-
Titel des Objekts
-
Abbildung einer Porträtkarte von Valérien Saint-Cӱr
-
Beschreibung des Objekts
-
Schwarz-Weiß-Fotografie einer Porträtkarte, auf der eine Person vor einem neutralen Hintergrund zu sehen ist. Die Person trägt ein Spitzenkleid und einen Schleier vom selben Stoff, der am oberen Hinterkopf befestigt ist. Am Hals trägt sie Perlenschmuck. Die Person ist vom Kopf bis zur Brust zu sehen. Die Aufnahme erfolgte frontal, der Kopf ist nach rechts gedreht, der Blick geradeaus gerichtet. Im unteren Bereich der Karte ist handschriftlich eine Widmung vermerkt: „Meinem hochherzigen Freund, [Vermerk in der linken unteren Ecke nicht lesbar] [rechts daneben] Valérian“.
Kontext:
Bei der abgebildeten Person handelt es sich um Valérien Saint-Cӱr (auch Valerien Saint-Cyr, der als „Damenimitator“ und „Internationaler Soubretten-Darsteller“ zu Anfang des 20. Jahrhunderts auftrat. Er ist wahrscheinlich im Österreich-Ungarischen Raum anzusiedeln. Ein Auftritt im Mai 1902 im Orpheum in Czernowitz wurde freundlich besprochen: „In Herrn Saint Cyr sahen wir einen großartigen Damenimitator dessen Leistungen das Publikum trefflich unterhielten“ (Bukowinaer Rundschau, 21. Jg., 6.5.1902, Nr. 3902). Der Maler und Modezeichner Wulf Konrad Schwerdtfeger (1874–1932) fertige für Saint-Cӱr Entwürfe für Auftrittskostüme.

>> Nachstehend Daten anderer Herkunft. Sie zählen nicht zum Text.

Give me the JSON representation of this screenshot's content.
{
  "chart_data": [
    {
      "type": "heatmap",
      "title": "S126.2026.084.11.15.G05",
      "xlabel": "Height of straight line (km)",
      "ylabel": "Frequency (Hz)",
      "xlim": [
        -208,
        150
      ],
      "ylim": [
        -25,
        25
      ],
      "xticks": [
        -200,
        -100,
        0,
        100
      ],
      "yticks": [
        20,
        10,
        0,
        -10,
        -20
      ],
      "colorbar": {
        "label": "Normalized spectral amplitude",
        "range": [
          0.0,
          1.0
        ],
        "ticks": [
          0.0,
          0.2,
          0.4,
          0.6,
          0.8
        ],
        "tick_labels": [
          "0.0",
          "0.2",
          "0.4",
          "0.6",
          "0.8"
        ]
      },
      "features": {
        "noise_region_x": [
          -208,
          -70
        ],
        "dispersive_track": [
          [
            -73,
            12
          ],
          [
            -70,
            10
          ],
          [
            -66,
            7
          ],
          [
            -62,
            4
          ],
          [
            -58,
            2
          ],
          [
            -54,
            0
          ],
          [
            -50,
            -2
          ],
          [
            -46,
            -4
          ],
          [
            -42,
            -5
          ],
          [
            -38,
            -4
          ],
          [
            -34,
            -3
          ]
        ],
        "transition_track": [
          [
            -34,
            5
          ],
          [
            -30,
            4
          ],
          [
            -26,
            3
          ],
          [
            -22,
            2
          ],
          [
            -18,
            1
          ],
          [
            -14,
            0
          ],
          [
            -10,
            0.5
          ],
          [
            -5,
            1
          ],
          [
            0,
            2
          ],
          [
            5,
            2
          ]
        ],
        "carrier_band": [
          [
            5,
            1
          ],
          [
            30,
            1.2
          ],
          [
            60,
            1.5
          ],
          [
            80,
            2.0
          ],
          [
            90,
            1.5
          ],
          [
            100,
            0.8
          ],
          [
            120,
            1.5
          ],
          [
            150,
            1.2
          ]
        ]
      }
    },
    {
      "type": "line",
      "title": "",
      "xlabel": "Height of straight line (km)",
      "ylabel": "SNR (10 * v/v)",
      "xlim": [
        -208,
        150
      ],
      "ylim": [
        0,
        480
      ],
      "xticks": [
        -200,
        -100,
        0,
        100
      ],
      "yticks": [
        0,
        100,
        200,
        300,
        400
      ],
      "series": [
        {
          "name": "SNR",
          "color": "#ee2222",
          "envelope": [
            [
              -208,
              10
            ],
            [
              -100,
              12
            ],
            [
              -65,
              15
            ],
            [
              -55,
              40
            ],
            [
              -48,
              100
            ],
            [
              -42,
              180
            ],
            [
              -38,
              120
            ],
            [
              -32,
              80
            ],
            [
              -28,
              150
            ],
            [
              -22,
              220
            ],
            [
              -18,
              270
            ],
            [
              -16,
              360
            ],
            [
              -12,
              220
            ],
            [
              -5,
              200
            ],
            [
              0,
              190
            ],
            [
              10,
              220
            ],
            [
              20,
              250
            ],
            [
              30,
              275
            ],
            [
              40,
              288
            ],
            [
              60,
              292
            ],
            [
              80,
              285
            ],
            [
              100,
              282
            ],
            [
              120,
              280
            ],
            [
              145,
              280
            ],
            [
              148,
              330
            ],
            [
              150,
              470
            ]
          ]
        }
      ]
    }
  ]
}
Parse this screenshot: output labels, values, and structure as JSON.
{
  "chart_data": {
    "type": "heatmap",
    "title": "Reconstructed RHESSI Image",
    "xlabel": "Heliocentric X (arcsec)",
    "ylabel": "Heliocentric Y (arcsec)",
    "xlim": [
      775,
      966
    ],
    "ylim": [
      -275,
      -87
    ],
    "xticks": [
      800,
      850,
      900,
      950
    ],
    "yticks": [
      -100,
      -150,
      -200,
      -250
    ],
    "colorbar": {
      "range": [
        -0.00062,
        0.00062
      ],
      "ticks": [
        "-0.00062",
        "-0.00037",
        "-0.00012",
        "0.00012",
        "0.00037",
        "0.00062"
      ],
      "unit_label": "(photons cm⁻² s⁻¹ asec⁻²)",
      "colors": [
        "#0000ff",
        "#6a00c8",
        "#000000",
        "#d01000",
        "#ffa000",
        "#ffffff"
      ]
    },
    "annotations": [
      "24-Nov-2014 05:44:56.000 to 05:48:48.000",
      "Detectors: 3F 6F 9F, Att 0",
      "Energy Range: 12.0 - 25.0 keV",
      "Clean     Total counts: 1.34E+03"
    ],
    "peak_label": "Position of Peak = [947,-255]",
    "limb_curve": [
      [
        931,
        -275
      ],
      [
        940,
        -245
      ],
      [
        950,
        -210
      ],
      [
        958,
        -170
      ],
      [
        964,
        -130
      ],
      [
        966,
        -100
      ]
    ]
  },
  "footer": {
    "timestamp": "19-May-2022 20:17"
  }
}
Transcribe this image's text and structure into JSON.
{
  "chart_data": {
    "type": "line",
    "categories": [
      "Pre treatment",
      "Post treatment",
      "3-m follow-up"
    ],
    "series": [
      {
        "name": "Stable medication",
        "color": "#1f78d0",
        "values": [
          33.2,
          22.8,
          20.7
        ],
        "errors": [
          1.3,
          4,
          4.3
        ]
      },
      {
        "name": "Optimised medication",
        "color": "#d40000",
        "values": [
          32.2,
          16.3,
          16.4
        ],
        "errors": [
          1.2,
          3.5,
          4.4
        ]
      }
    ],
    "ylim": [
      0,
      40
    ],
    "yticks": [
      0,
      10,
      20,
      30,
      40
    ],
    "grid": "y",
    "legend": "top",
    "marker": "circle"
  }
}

Der Sexualwissenschaftler und Sexualreformer Magnus Hirschfeld publizierte das Bild in seinem Werk „Geschlechtsübergänge“ in der Rubrik „Gynandromorphie, Gynoglottie“. Hierunter fielen in der Systematik Hirschfelds Männer, die aufgrund ihres Habitus, ihrer Physiognomie und Körperbaus als feminin gelesen wurden und, so Hirschfeld, oftmals eine hohe Stimmlage hatten.
Zu dem hier abgebildeten Foto schrieb Hirschfeld: „Wer sich nur ein wenig auf Physiognomik versteht, wird zugeben müssen, daß der Augen- und Gesichtsausdruck, die Haltung, wie sie hier hervortritt, kein Vollmann artifiziell erzeugen kann, daß Chik, Grazie und Charme in solcher Weise nur von Personen herrühren kann, die wirklich innerlich feminines Empfinden besitzen.“ (Hirschfeld, Magnus (1913): Geschlechtsübergänge. Mischungen männlicher und weiblicher Geschlechtscharaktere (Sexuelle Zwischenstufen), Max Spohr, Text vor Tafel XXV).
Der Begriff „Vollmann“ kann im Kontext der sog. „Zwischenstufen“ gelesen werden. Sehr verkürzt gesagt, beschreibt das Konzept der Zwischenstufen die Tatsache, dass jedes Individuum sowohl „männlich“ als auch „weiblich“ ausgeprägte Eigenschaften vereint, die einen oder mehrere der vier Bereiche betreffen können: 1. die Geschlechtsorgane, 2. sonstige körperliche Eigenschaften, 3. den Geschlechtstrieb und/oder 4. sonstige seelische Eigenschaften.
Mit dieser Theorie öffnete Hirschfeld bereits 1907 das gängige Konzept des biologisch-genitalen Geschlechts für Aspekte, die u.a. auf der erlebten Identität der Individuen beruhten.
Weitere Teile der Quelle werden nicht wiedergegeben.